Supervised Machine Learning
In this page we will learn about What is Supervised Machine Learning?, How Supervised Learning Works?, Steps Involved in Supervised Learning, Types of supervised Machine learning Algorithms, Advantages of Supervised learning, Disadvantages of supervised learning.
What is Supervised Machine Learning?
Supervised learning is a sort of machine learning in which
machines are trained using well-labeled training data and then
predict the output based on that data. The labelled data
indicates that some of the input data has already been tagged
with the appropriate output.
In supervised learning, the training data presented to the machines acts as a supervisor, instructing the machines on how to correctly predict the output. It uses the same notion as when a student learns under the guidance of a teacher. The process of supplying input data as well as proper output data to the machine learning model is known as supervised learning. A supervised learning algorithm's goal is to discover a mapping function that will map the input variable(x) to the output variable(y).
Supervised learning can be utilized in the real world for things like risk assessment, image categorization, fraud detection, spam filtering, and so forth.
How Supervised Learning Works?
Models are trained using a labelled dataset in supervised
learning, where the model learns about each category of input.
The model is tested using test data (a subset of the training
set) when the training phase is completed, and it then
predicts the output.
The following example and diagram will help you understand how supervised learning works:
Assume we have a dataset with a variety of forms, such as squares, rectangles, triangles, and polygons. The model must now be trained for each shape as the initial phase.
- If a given shape has four sides and all of them are equal, it is referred to as a Square .
- The supplied shape will be labeled as a triangle if it has three sides .

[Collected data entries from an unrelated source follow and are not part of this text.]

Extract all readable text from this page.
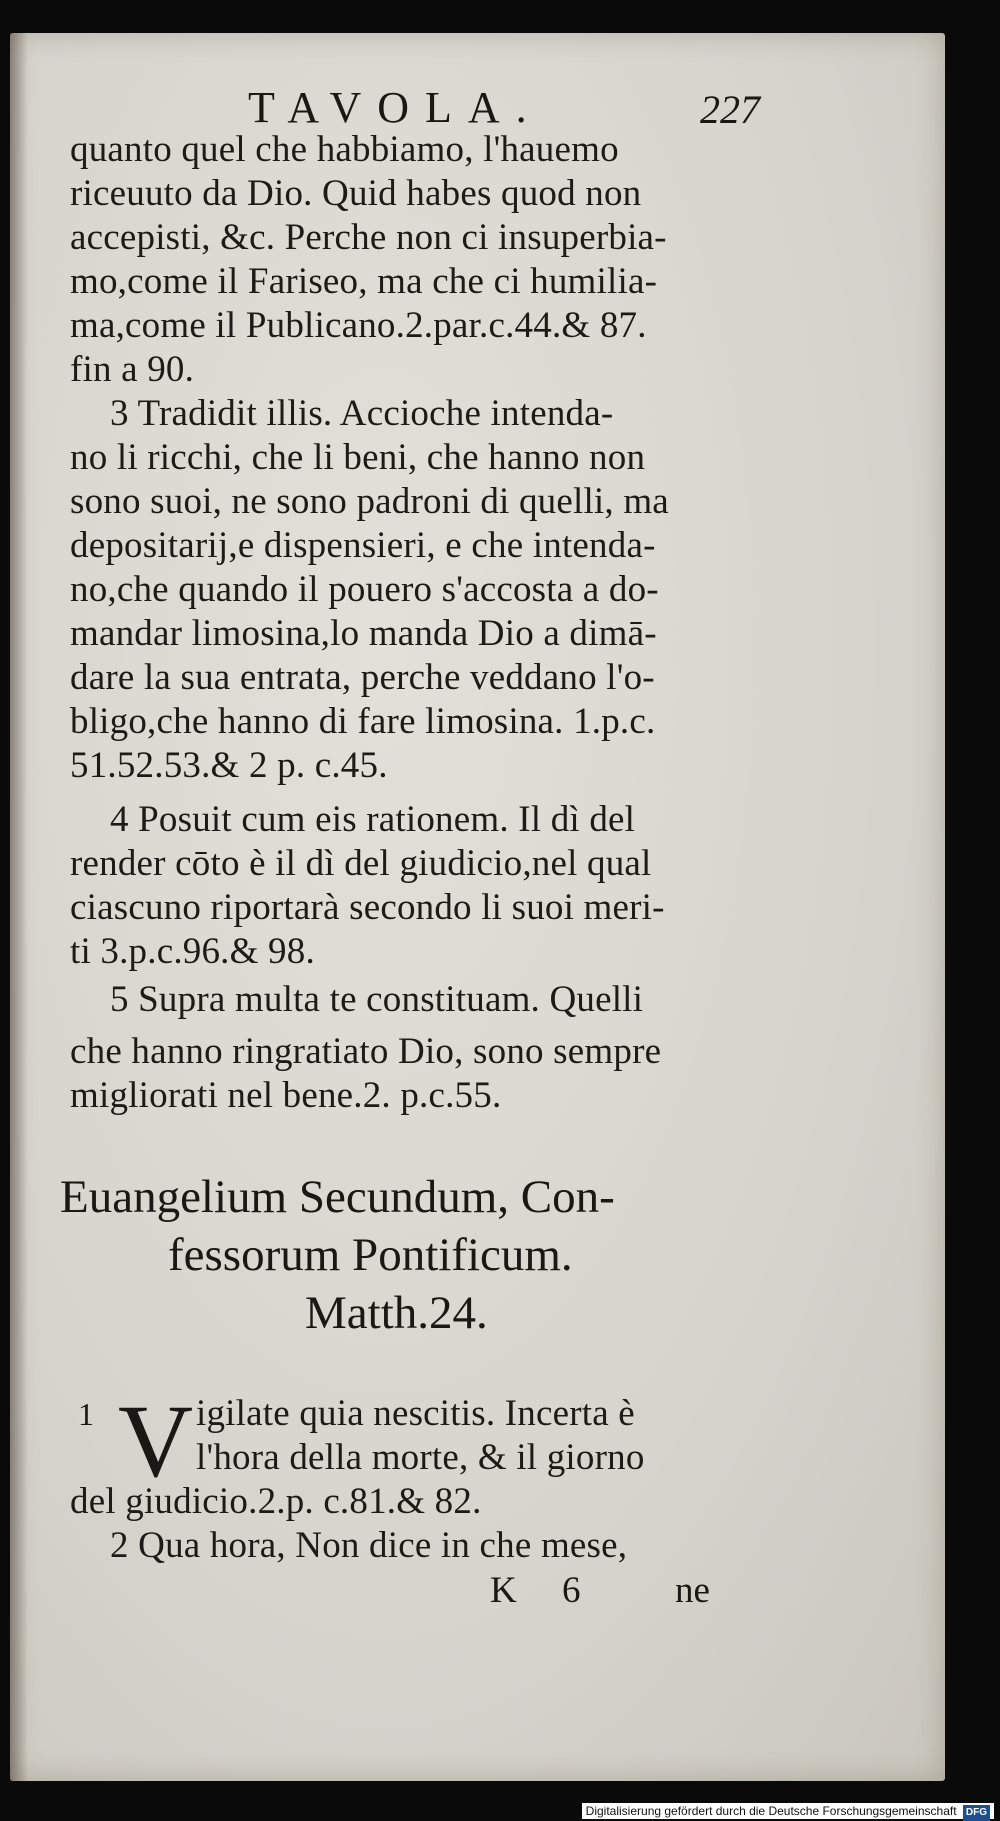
TAVOLA.	227
quanto quel che habbiamo, l'hauemo
riceuuto da Dio. Quid habes quod non
accepisti, &c. Perche non ci insuperbia-
mo,come il Fariseo, ma che ci humilia-
ma,come il Publicano.2.par.c.44.& 87.
fin a 90.
3 Tradidit illis. Accioche intenda-
no li ricchi, che li beni, che hanno non
sono suoi, ne sono padroni di quelli, ma
depositarij,e dispensieri, e che intenda-
no,che quando il pouero s'accosta a do-
mandar limosina,lo manda Dio a dimā-
dare la sua entrata, perche veddano l'o-
bligo,che hanno di fare limosina. 1.p.c.
51.52.53.& 2 p. c.45.
4 Posuit cum eis rationem. Il dì del
render cōto è il dì del giudicio,nel qual
ciascuno riportarà secondo li suoi meri-
ti 3.p.c.96.& 98.
5 Supra multa te constituam. Quelli
che hanno ringratiato Dio, sono sempre
migliorati nel bene.2. p.c.55.
Euangelium Secundum, Con-
fessorum Pontificum.
Matth.24.
1 V igilate quia nescitis. Incerta è
l'hora della morte, & il giorno
del giudicio.2.p. c.81.& 82.
2 Qua hora, Non dice in che mese,
K 6 ne
Digitalisierung gefördert durch die Deutsche Forschungsgemeinschaft DFG
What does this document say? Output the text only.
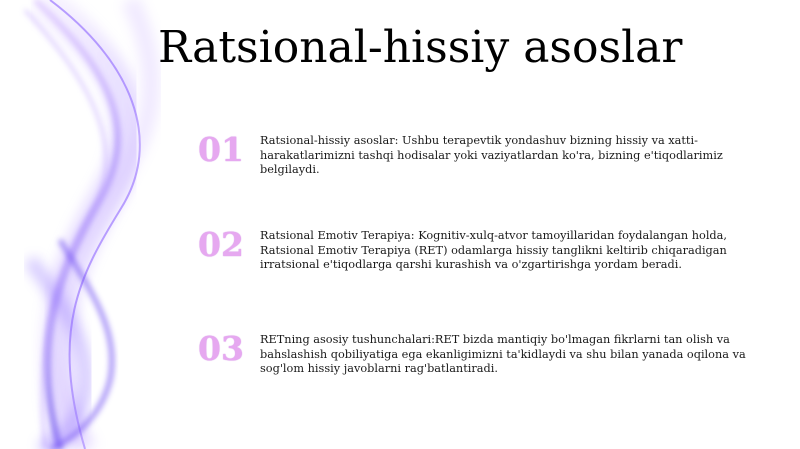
Ratsional-hissiy asoslar
01	Ratsional-hissiy asoslar: Ushbu terapevtik yondashuv bizning hissiy va xatti-harakatlarimizni tashqi hodisalar yoki vaziyatlardan ko'ra, bizning e'tiqodlarimiz belgilaydi.

02	Ratsional Emotiv Terapiya: Kognitiv-xulq-atvor tamoyillaridan foydalangan holda, Ratsional Emotiv Terapiya (RET) odamlarga hissiy tanglikni keltirib chiqaradigan irratsional e'tiqodlarga qarshi kurashish va o'zgartirishga yordam beradi.

03	RETning asosiy tushunchalari:RET bizda mantiqiy bo'lmagan fikrlarni tan olish va bahslashish qobiliyatiga ega ekanligimizni ta'kidlaydi va shu bilan yanada oqilona va sog'lom hissiy javoblarni rag'batlantiradi.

- When a form has six equal sides, it is referred to as a hexagon .
After training, we use the test set to put our model to the test, and the model's objective is to recognize the shape.
The system has already been trained on a variety of forms, so when it encounters a new one, it classifies it based on a number of sides and predicts the outcome.
Steps Involved in Supervised Learning:
- First Determine the type of training dataset
- Collect/Gather the labelled training data.
- Split the training dataset into training dataset, test dataset, and validation dataset.
- Determine the input features of the training dataset, which should have enough knowledge so that the model can accurately predict the output.
- Determine the suitable algorithm for the model, such as support vector machine, decision tree, etc.
- Execute the algorithm on the training dataset. Sometimes we need validation sets as the control parameters, which are the subset of training datasets.
- Evaluate the accuracy of the model by providing the test set. If the model predicts the correct output, which means our model is accurate.
Types of supervised Machine learning Algorithms:
If there is a relationship between the input and output variables, regression procedures are applied. It's used to predict continuous variables like weather forecasting, market trends, and so on. Some popular supervised learning regression algorithms are listed below:
- Linear Regression
- Regression Trees
- Non-Linear Regression
- Bayesian Linear Regression
- Polynomial Regression
When the output variable is categorical, meaning there are two classes, such as Yes-No, Male-Female, True-False, and so on, classification methods are utilized.
- Random Forest
- Decision Trees
- Logistic Regression
- Support vector Machines
Note: We will discuss these algorithms in detail in later chapters.
Advantages of Supervised learning:
- The model can predict the result based on prior experiences thanks to supervised learning.
- We can have a precise concept about the classes of things via supervised learning.
- We may use the supervised learning model to handle a variety of real-world problems, such as fraud detection and spam filtering
Disadvantages of supervised learning:
- Models of supervised learning are ineffective for dealing very complicated tasks.
- If the test data differs from the training dataset, supervised learning will not be able to predict the proper output.
- Training necessitated a significant amount of computation time.
- In supervised learning, we must have a sufficient understanding of the object classes.